Decade of back pain for millions: Seven in ten Britons admit living with twinges for more than 10 years
Seven in ten Britons have lived with neck pains or back twinges for more than a decade, a survey has found.
Back pain forced just under three in ten to take time off work with the number of sick days jumping 29 per cent last year to 9.9million days, the figures show.
People are just coping with back pain and failing to get it treated? That sounds like a terrible idea. If only there were a group out there who use back pain as a gateway to claiming to treat all manner of unrelated symptoms such as colic and deafness, perhaps a group willing to pay for PR like this to appear in the news…
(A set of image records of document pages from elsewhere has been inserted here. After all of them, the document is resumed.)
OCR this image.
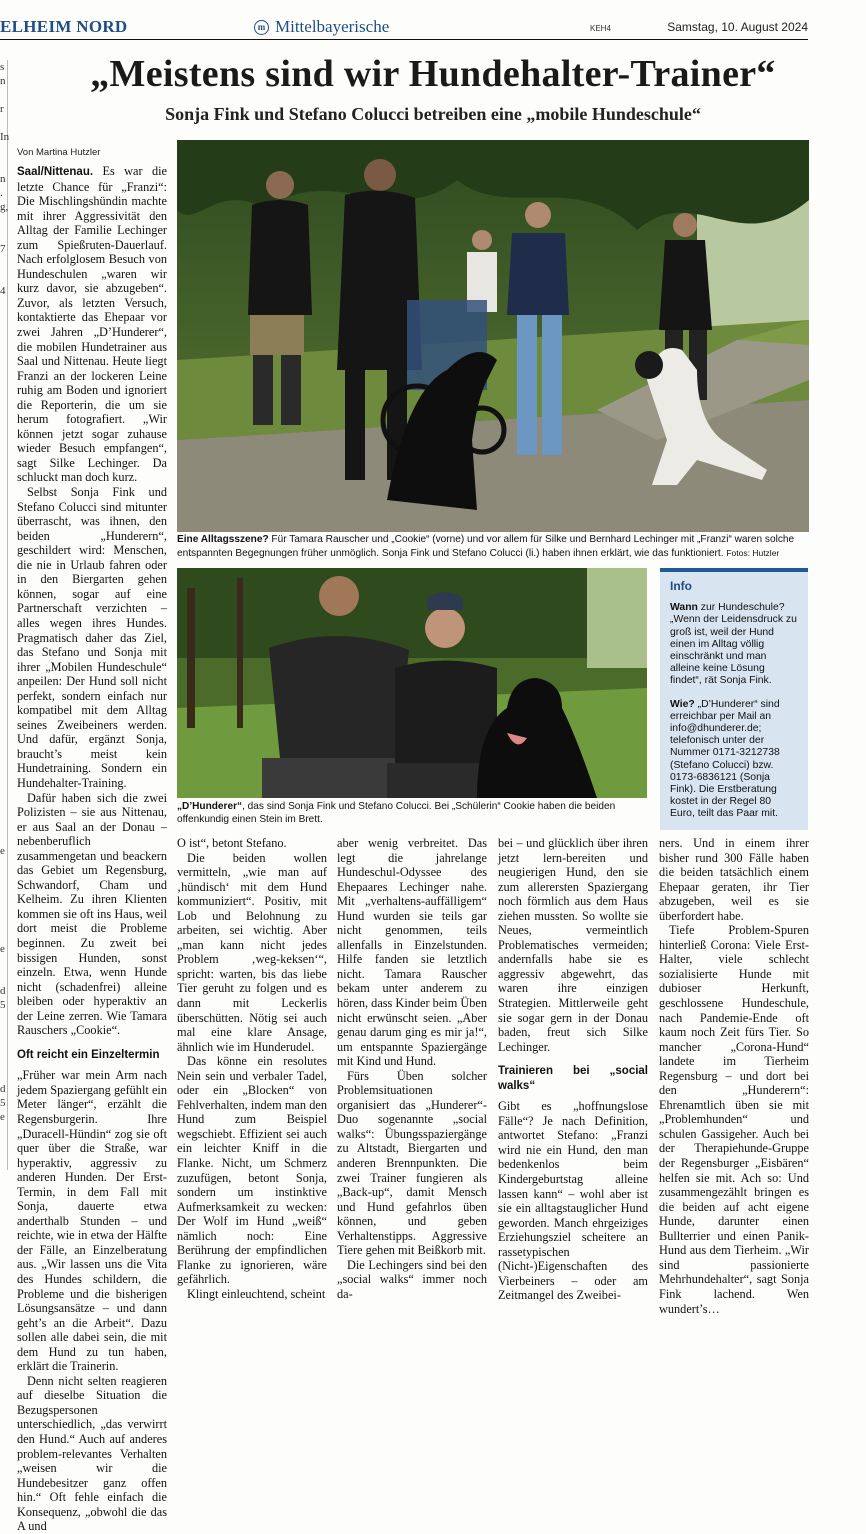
ELHEIM NORD	m Mittelbayerische	KEH4	Samstag, 10. August 2024
s n

r

In

n
.
g,

7

4

e

e

d
5

d
5
e
„Meistens sind wir Hundehalter-Trainer“
Sonja Fink und Stefano Colucci betreiben eine „mobile Hundeschule“
Von Martina Hutzler

Saal/Nittenau. Es war die letzte Chance für „Franzi“: Die Mischlingshündin machte mit ihrer Aggressivität den Alltag der Familie Lechinger zum Spießruten-Dauerlauf. Nach erfolglosem Besuch von Hundeschulen „waren wir kurz davor, sie abzugeben“. Zuvor, als letzten Versuch, kontaktierte das Ehepaar vor zwei Jahren „D’Hunderer“, die mobilen Hundetrainer aus Saal und Nittenau. Heute liegt Franzi an der lockeren Leine ruhig am Boden und ignoriert die Reporterin, die um sie herum fotografiert. „Wir können jetzt sogar zuhause wieder Besuch empfangen“, sagt Silke Lechinger. Da schluckt man doch kurz.

Selbst Sonja Fink und Stefano Colucci sind mitunter überrascht, was ihnen, den beiden „Hunderern“, geschildert wird: Menschen, die nie in Urlaub fahren oder in den Biergarten gehen können, sogar auf eine Partnerschaft verzichten – alles wegen ihres Hundes. Pragmatisch daher das Ziel, das Stefano und Sonja mit ihrer „Mobilen Hundeschule“ anpeilen: Der Hund soll nicht perfekt, sondern einfach nur kompatibel mit dem Alltag seines Zweibeiners werden. Und dafür, ergänzt Sonja, braucht’s meist kein Hundetraining. Sondern ein Hundehalter-Training.

Dafür haben sich die zwei Polizisten – sie aus Nittenau, er aus Saal an der Donau – nebenberuflich zusammengetan und beackern das Gebiet um Regensburg, Schwandorf, Cham und Kelheim. Zu ihren Klienten kommen sie oft ins Haus, weil dort meist die Probleme beginnen. Zu zweit bei bissigen Hunden, sonst einzeln. Etwa, wenn Hunde nicht (schadenfrei) alleine bleiben oder hyperaktiv an der Leine zerren. Wie Tamara Rauschers „Cookie“.

Oft reicht ein Einzeltermin

„Früher war mein Arm nach jedem Spaziergang gefühlt ein Meter länger“, erzählt die Regensburgerin. Ihre „Duracell-Hündin“ zog sie oft quer über die Straße, war hyperaktiv, aggressiv zu anderen Hunden. Der Erst-Termin, in dem Fall mit Sonja, dauerte etwa anderthalb Stunden – und reichte, wie in etwa der Hälfte der Fälle, an Einzelberatung aus. „Wir lassen uns die Vita des Hundes schildern, die Probleme und die bisherigen Lösungsansätze – und dann geht’s an die Arbeit“. Dazu sollen alle dabei sein, die mit dem Hund zu tun haben, erklärt die Trainerin.

Denn nicht selten reagieren auf dieselbe Situation die Bezugspersonen unterschiedlich, „das verwirrt den Hund.“ Auch auf anderes problem-relevantes Verhalten „weisen wir die Hundebesitzer ganz offen hin.“ Oft fehle einfach die Konsequenz, „obwohl die das A und

Eine Alltagsszene? Für Tamara Rauscher und „Cookie“ (vorne) und vor allem für Silke und Bernhard Lechinger mit „Franzi“ waren solche entspannten Begegnungen früher unmöglich. Sonja Fink und Stefano Colucci (li.) haben ihnen erklärt, wie das funktioniert. Fotos: Hutzler
„D’Hunderer“, das sind Sonja Fink und Stefano Colucci. Bei „Schülerin“ Cookie haben die beiden offenkundig einen Stein im Brett.
Info

Wann zur Hundeschule? „Wenn der Leidensdruck zu groß ist, weil der Hund einen im Alltag völlig einschränkt und man alleine keine Lösung findet“, rät Sonja Fink.

Wie? „D’Hunderer“ sind erreichbar per Mail an info@dhunderer.de; telefonisch unter der Nummer 0171-3212738 (Stefano Colucci) bzw. 0173-6836121 (Sonja Fink). Die Erstberatung kostet in der Regel 80 Euro, teilt das Paar mit.

O ist“, betont Stefano.

Die beiden wollen vermitteln, „wie man auf ‚hündisch‘ mit dem Hund kommuniziert“. Positiv, mit Lob und Belohnung zu arbeiten, sei wichtig. Aber „man kann nicht jedes Problem ‚weg-keksen‘“, spricht: warten, bis das liebe Tier geruht zu folgen und es dann mit Leckerlis überschütten. Nötig sei auch mal eine klare Ansage, ähnlich wie im Hunderudel.

Das könne ein resolutes Nein sein und verbaler Tadel, oder ein „Blocken“ von Fehlverhalten, indem man den Hund zum Beispiel wegschiebt. Effizient sei auch ein leichter Kniff in die Flanke. Nicht, um Schmerz zuzufügen, betont Sonja, sondern um instinktive Aufmerksamkeit zu wecken: Der Wolf im Hund „weiß“ nämlich noch: Eine Berührung der empfindlichen Flanke zu ignorieren, wäre gefährlich.

Klingt einleuchtend, scheint

aber wenig verbreitet. Das legt die jahrelange Hundeschul-Odyssee des Ehepaares Lechinger nahe. Mit „verhaltens-auffälligem“ Hund wurden sie teils gar nicht genommen, teils allenfalls in Einzelstunden. Hilfe fanden sie letztlich nicht. Tamara Rauscher bekam unter anderem zu hören, dass Kinder beim Üben nicht erwünscht seien. „Aber genau darum ging es mir ja!“, um entspannte Spaziergänge mit Kind und Hund.

Fürs Üben solcher Problemsituationen organisiert das „Hunderer“-Duo sogenannte „social walks“: Übungsspaziergänge zu Altstadt, Biergarten und anderen Brennpunkten. Die zwei Trainer fungieren als „Back-up“, damit Mensch und Hund gefahrlos üben können, und geben Verhaltenstipps. Aggressive Tiere gehen mit Beißkorb mit.

Die Lechingers sind bei den „social walks“ immer noch da-

bei – und glücklich über ihren jetzt lern-bereiten und neugierigen Hund, den sie zum allerersten Spaziergang noch förmlich aus dem Haus ziehen mussten. So wollte sie Neues, vermeintlich Problematisches vermeiden; andernfalls habe sie es aggressiv abgewehrt, das waren ihre einzigen Strategien. Mittlerweile geht sie sogar gern in der Donau baden, freut sich Silke Lechinger.

Trainieren bei „social walks“

Gibt es „hoffnungslose Fälle“? Je nach Definition, antwortet Stefano: „Franzi wird nie ein Hund, den man bedenkenlos beim Kindergeburtstag alleine lassen kann“ – wohl aber ist sie ein alltagstauglicher Hund geworden. Manch ehrgeiziges Erziehungsziel scheitere an rassetypischen (Nicht-)Eigenschaften des Vierbeiners – oder am Zeitmangel des Zweibei-

ners. Und in einem ihrer bisher rund 300 Fälle haben die beiden tatsächlich einem Ehepaar geraten, ihr Tier abzugeben, weil es sie überfordert habe.

Tiefe Problem-Spuren hinterließ Corona: Viele Erst-Halter, viele schlecht sozialisierte Hunde mit dubioser Herkunft, geschlossene Hundeschule, nach Pandemie-Ende oft kaum noch Zeit fürs Tier. So mancher „Corona-Hund“ landete im Tierheim Regensburg – und dort bei den „Hunderern“: Ehrenamtlich üben sie mit „Problemhunden“ und schulen Gassigeher. Auch bei der Therapiehunde-Gruppe der Regensburger „Eisbären“ helfen sie mit. Ach so: Und zusammengezählt bringen es die beiden auf acht eigene Hunde, darunter einen Bullterrier und einen Panik-Hund aus dem Tierheim. „Wir sind passionierte Mehrhundehalter“, sagt Sonja Fink lachend. Wen wundert’s…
Yet two fifths have never done anything to protect their back actively, according to the British Chiropractic Association.
It goes without saying that one of the best ways to actively protect your back is to not allow a chiropractor anywhere near it, given that the disproven pseudoscience has been shown repeatedly to offer no reliable benefit and yet cause all manner of side effects.
Chiropractor Rishi Loatey said: ‘As modern lifestyles put increasing amounts of strain on our backs and necks it’s becoming even more important for people to take proactive measures to protect their back health.
‘Yet, we are seeing more and more people who have been struggling with back pain for longer periods of time.
It’s untrue that people should proactively seek pseudomedical treatment to avoid developing back pain, and it’s even less true that chiropractors are a body people should turn to for health advice. It’s very likely true, at least, that chiropractors see people struggling for long periods of time, although that might be due to their insistence that most ailments take a lengthy course of treatment to fix…
‘Prevention is always better than cure and it’s encouraging to see that some people told us they are taking steps to maintain a healthy posture, including limiting the amount of time they spend on laptops.
‘However, there are a number of other simple processes that people can incorporate into their daily routine to reduce the effect that back and neck pain can have on their everyday lives.
‘For example, people are often surprised at the positive impact that simply ensuring you take regular breaks when sitting for long periods of time, or walking regularly can have on your back.’
Here, I can agree with the chiropractor – taking regular breaks from your laptop or desk can help avoid developing bad posture or increasing your chances of getting aches and pains. However, that’s as far as the chiropractic advice goes – when, in fact, this story is in the newspapers to reputationally link common sense advice on back pain with the chiropractic industry, in order to stimulate interest in the public. Fortunately, most newspapers by now are well aware that there is not a jot of evidence in favour of chiropractic – just as there is often not a jot of truth behind the figures and statistics trotted out in headline-grabbing PR stories.